Libres propos

Sûr que l’ancien Maire de Trois-Bassins...

Témoignages.re / 23 octobre 2007

Trois-Bassins... 5.767 habitants en 1990, 6.598 (14% de plus) en 1999, 6.805 au recensement complémentaire de 2005 : la petite commune des Hauts de l’Ouest ne devrait pas être bien loin des 7.000 habitants en cette fin d’année 2007.
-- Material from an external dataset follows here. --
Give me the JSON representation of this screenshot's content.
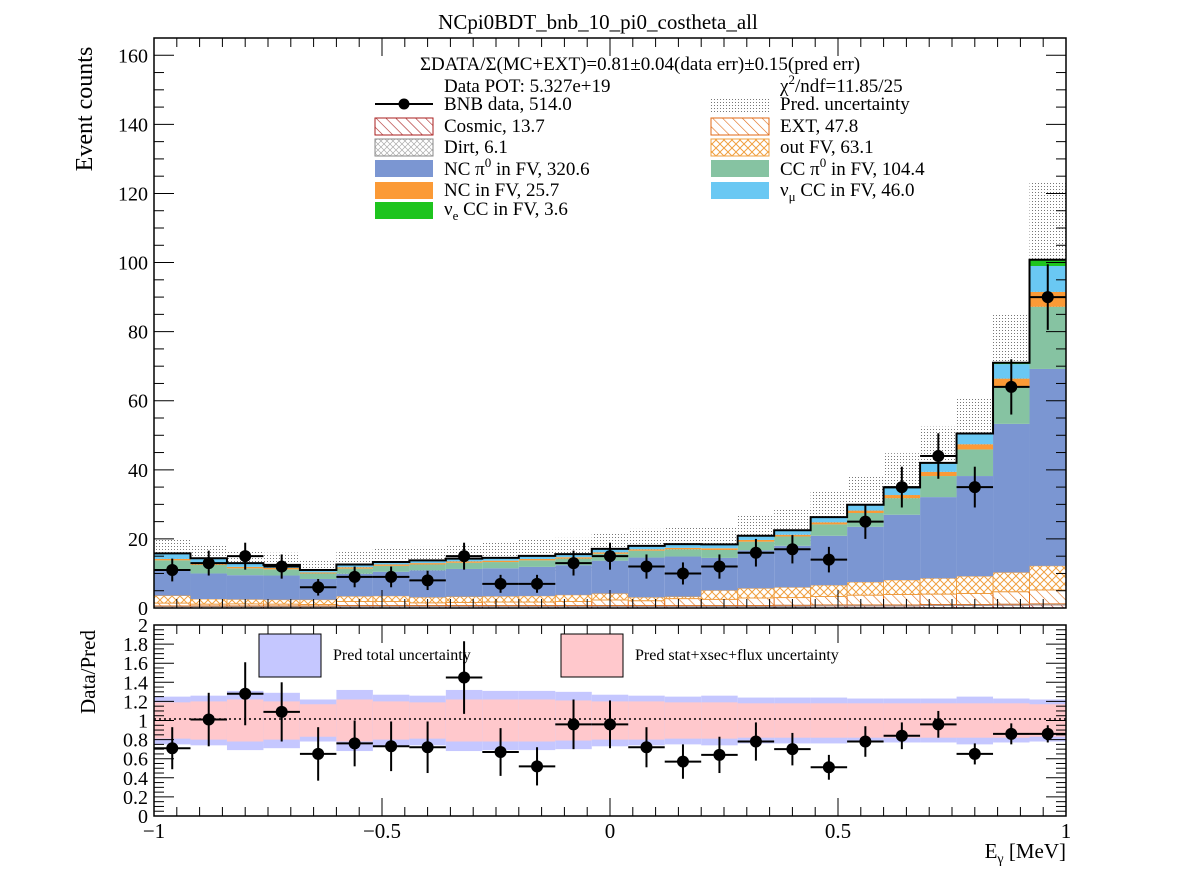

C’est dire que ce dimanche 22 octobre, c’est pas moins de 10% de sa population qui se pressait autour des garde-corps et dans les tribunes du stade municipal “Serge Saint-Alme”. 700 personnes pour applaudir le Trois-Bassins FC, cela aurait signifié 9.000 pour la Saint-Pauloise, 13.000 pour le Saint-Denis FC, ou 7.500 pour la Saint-Pierroise !
Quand on voit qu’il n’y eut “que” 582 au stade Klébert Picard pour le sacre de l’USS Tamponnaise qui décrochait ce week-end son cinquième titre de champion de D1P, soit bien moins que 1% de sa population, on mesure combien a pu compter cette 21ème journée de championnat de super D2 pour les supporteurs de Trois-Bassins FC, lequel recevait l’OC de Saint-André et s’assurait de la montée en Division 1 Promotionnelle.
Et dès dimanche soir, sitôt appréciés les instants d’un bien compréhensible bonheur, pour Daniel Pausé, Jacques Némonide et Jacques Marbois, respectivement Président, Secrétaire Général et entraîneur du club, le temps était déjà venu à la préparation de cette année 2008 qui va voir les petits poucets de là-haut jouer dans la cour des grands pour la première fois dans l’histoire du village.
Curieuse et cruelle situation : au moment où la plus petite commune du TCO voit son club de foot accéder à la D1P, l’incertitude la plus totale plane sur la possibilité pour la grande voisine, la Saint-Pauloise, d’y rester, tandis que l’US Possession est, pour sa part, quasiment condamnée à la division inférieure !
On a envie de dire aux responsables du TBFC de ne surtout pas se laisser gagner par les sirènes des budgets excessifs, comme certains vont se sentir obligés de le leur suggérer ! On a envie de leur dire qu’ils ont là une formidable occasion de prouver que, dans un petit village sans grands moyens financiers, l’envie de jouer pour le plaisir de se mesurer à plus fort que soi peut être un extraordinaire levier dans un football qui doit savoir rester un jeu, un spectacle, une rencontre d’hommes où priment l’amitié et le souci de passer un agréable moment ensemble, dans la grande famille d’un village qui ne veut surtout pas se prendre soudain pour la grande cité aux folles ambitions. Car, s’il est des réalités avec lesquelles on n’a pas le droit de jouer, c’est bien de celles qui relèvent des questions budgétaires.
En un mot, on a envie de les aider à réussir à montrer autre chose que ce qu’on nous fabrique à coup de centaines de milliers d’euros de subventions utilisés pour créer et entretenir une illusion qui, tôt ou tard, s’évanouira. Il s’agit de rester soi-même. Ce qui n’empêche pas le rêve.
Imaginons la Tamponnaise, la Saint-Louisienne, la Jeanne d’Arc, les Marsouins et autres Excelsior ou Sainte-Marienne au “stade Serge Saint-Alme” ! Sûr que, là où il se trouve, l’ancien Maire de Trois-Bassins a bien la larme à l’œil en constatant que cela aura donc été possible... dans sa petite commune des Hauts du Grand Ouest.